UPS and ATT Brand Impersonation Campaign Linked to Terra.com Infrastructure
This scam campaign involves the coordinated impersonation of two major American brands, UPS and AT&T, through a cluster of nine connected entities including one phone number, five domains, and three email addresses. The campaign uses fraudulent email addresses and lookalike domain constructions to deceive consumers into believing they are communicating with legitimate customer service representatives. The central fraudulent email address, customerservices@ups.com, has been reported together with phone number 678-701-8046, the domain ups.com, the email jwatson@terra.com, and the domain terra.com, all at a high confidence level of 1.00, indicating these entities have been consistently co-reported by victims and investigators. A secondary arm of the campaign involves the spoofed domain ordertrack.wireless.att-mail.com and the associated email attorderstatus@ordertrack.wireless.att-mail.com, which mimic AT&T's order tracking communications to add a layer of false legitimacy.
The infrastructure backbone of this campaign connects to terra.com, a domain registered on February 18, 1999, through Spanish registrar Acens Technologies, S.L.U. The email jwatson@terra.com has been reported alongside customerservices@ups.com and phone number 678-701-8046 at full confidence, suggesting this terra.com account is used by an operator coordinating multiple impersonation threads simultaneously. The use of an aged, established domain like terra.com may be a deliberate tactic to reduce suspicion from spam filters and email security tools. The domain wwwapps.ups.com and the legitimate domains ups.com and www.att.com appear in the cluster as reported-together entities, likely because victims received communications referencing or spoofing these real domains alongside the fraudulent infrastructure, creating confusion between legitimate and malicious assets.

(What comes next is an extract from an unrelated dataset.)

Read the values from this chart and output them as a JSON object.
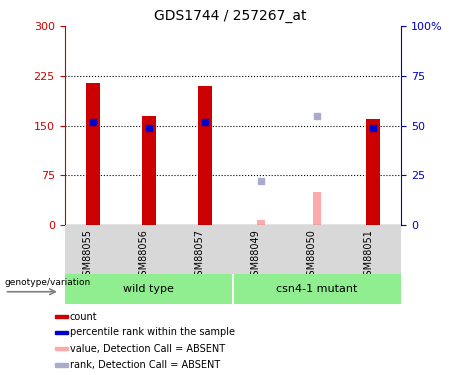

Community reporting has confirmed active social engineering attempts tied to this cluster. Multiple reports, each receiving five upvotes on community fraud-tracking platforms, describe a scammer baiting scenario originating from www.terra.com in which the operator sent emails impersonating UPS Customer Services. Victims reported the activity to Western Union, UPS, and law enforcement authorities. The mention of Western Union in community reports is significant, as it strongly suggests the campaign's end goal involves fraudulent payment collection through wire transfer, a hallmark of advance-fee and parcel delivery scams. Despite the confirmed community reports and cross-entity relationships, the phone number 678-701-8046, which carries a Georgia area code, currently shows zero formal FTC complaints, suggesting underreporting or that the number is used sparingly to avoid triggering automated complaint thresholds.

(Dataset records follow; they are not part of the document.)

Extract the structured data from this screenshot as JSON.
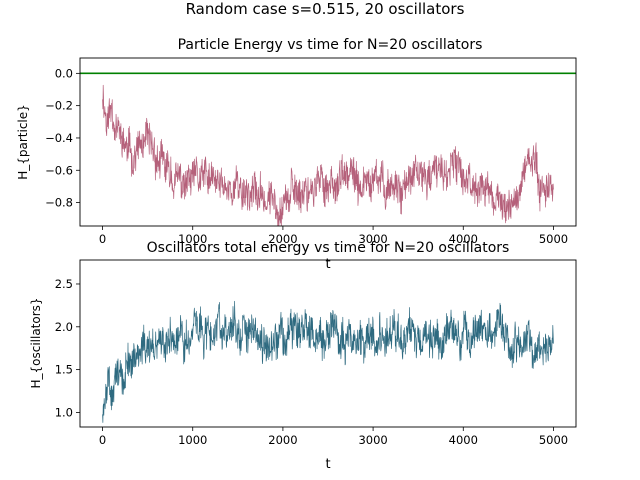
{
  "figure": {
    "suptitle": "Random case s=0.515, 20 oscillators",
    "background": "#ffffff"
  },
  "chart_data": [
    {
      "type": "line",
      "title": "Particle Energy vs time for N=20 oscillators",
      "xlabel": "t",
      "ylabel": "H_{particle}",
      "xlim": [
        -250,
        5250
      ],
      "ylim": [
        -0.945,
        0.095
      ],
      "xticks": [
        0,
        1000,
        2000,
        3000,
        4000,
        5000
      ],
      "xtick_labels": [
        "0",
        "1000",
        "2000",
        "3000",
        "4000",
        "5000"
      ],
      "yticks": [
        0.0,
        -0.2,
        -0.4,
        -0.6,
        -0.8
      ],
      "ytick_labels": [
        "0.0",
        "−0.2",
        "−0.4",
        "−0.6",
        "−0.8"
      ],
      "grid": false,
      "series": [
        {
          "color": "#b5607a",
          "x_range": [
            0,
            5000
          ],
          "noise_amplitude": 0.13,
          "trend_x": [
            0,
            50,
            100,
            200,
            300,
            500,
            700,
            900,
            1100,
            1300,
            1500,
            1700,
            1900,
            2100,
            2300,
            2500,
            2700,
            2900,
            3100,
            3300,
            3500,
            3700,
            3900,
            4100,
            4300,
            4400,
            4500,
            4600,
            4700,
            4800,
            4900,
            5000
          ],
          "trend_y": [
            -0.1,
            -0.3,
            -0.2,
            -0.4,
            -0.5,
            -0.45,
            -0.6,
            -0.7,
            -0.65,
            -0.7,
            -0.7,
            -0.75,
            -0.8,
            -0.75,
            -0.7,
            -0.68,
            -0.65,
            -0.7,
            -0.68,
            -0.7,
            -0.65,
            -0.62,
            -0.6,
            -0.66,
            -0.75,
            -0.8,
            -0.85,
            -0.78,
            -0.52,
            -0.6,
            -0.7,
            -0.7
          ]
        },
        {
          "color": "#008000",
          "x": [
            -250,
            5250
          ],
          "y": [
            0.0,
            0.0
          ]
        }
      ]
    },
    {
      "type": "line",
      "title": "Oscillators total energy vs time for N=20 oscillators",
      "xlabel": "t",
      "ylabel": "H_{oscillators}",
      "xlim": [
        -250,
        5250
      ],
      "ylim": [
        0.83,
        2.78
      ],
      "xticks": [
        0,
        1000,
        2000,
        3000,
        4000,
        5000
      ],
      "xtick_labels": [
        "0",
        "1000",
        "2000",
        "3000",
        "4000",
        "5000"
      ],
      "yticks": [
        1.0,
        1.5,
        2.0,
        2.5
      ],
      "ytick_labels": [
        "1.0",
        "1.5",
        "2.0",
        "2.5"
      ],
      "grid": false,
      "series": [
        {
          "color": "#2e6a80",
          "x_range": [
            0,
            5000
          ],
          "noise_amplitude": 0.25,
          "trend_x": [
            0,
            50,
            100,
            200,
            300,
            500,
            700,
            900,
            1100,
            1300,
            1500,
            1700,
            1900,
            2100,
            2300,
            2500,
            2700,
            2900,
            3100,
            3300,
            3500,
            3700,
            3900,
            4100,
            4300,
            4500,
            4700,
            4900,
            5000
          ],
          "trend_y": [
            1.0,
            1.3,
            1.2,
            1.5,
            1.6,
            1.7,
            1.85,
            1.9,
            1.95,
            2.0,
            2.0,
            1.9,
            1.85,
            1.95,
            1.9,
            1.85,
            1.95,
            1.85,
            1.9,
            1.95,
            1.85,
            1.9,
            1.85,
            1.9,
            1.95,
            1.85,
            1.8,
            1.85,
            1.9
          ]
        }
      ]
    }
  ]
}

Consumers who receive emails from addresses such as customerservices@ups.com or attorderstatus@ordertrack.wireless.att-mail.com, or who are contacted by phone number 678-701-8046 in connection with package delivery or account order status claims, should take the following steps immediately. Do not click any links in unsolicited emails, do not call back numbers provided in unexpected messages, and do not send money through Western Union, wire transfer, gift cards, or any other payment method requested by someone claiming to be a shipping or telecom company. Legitimate companies like UPS and AT&T will never demand payment through these channels. To verify whether a communication is genuine, go directly to ups.com or att.com by typing the address into your browser rather than clicking any provided link. Check suspicious phone numbers and domains using tools such as the FTC's fraud reporting database at reportfraud.ftc.gov, the FCC's complaint portal at fcc.gov/consumers/guides/filing-informal-complaint, and community lookup tools such as WhoCalledMe or ScamNumbers. Report any contact from these entities to the FTC at reportfraud.ftc.gov and to the FCC if the contact was by phone.
This campaign represents a moderate to elevated threat level due to its multi-brand impersonation strategy, confirmed social engineering activity, cross-channel coordination across email and phone, and the use of aged third-party domain infrastructure to evade detection. Recommended next steps include flagging the domain ordertrack.wireless.att-mail.com for takedown review, reporting jwatson@terra.com to Acens Technologies S.L.U. for abuse investigation, and submitting phone number 678-701-8046 to the FTC and relevant carrier for call-blocking review. Consumers who have already engaged with this campaign and provided personal or financial information should contact their bank immediately and place a fraud alert with the major credit bureaus.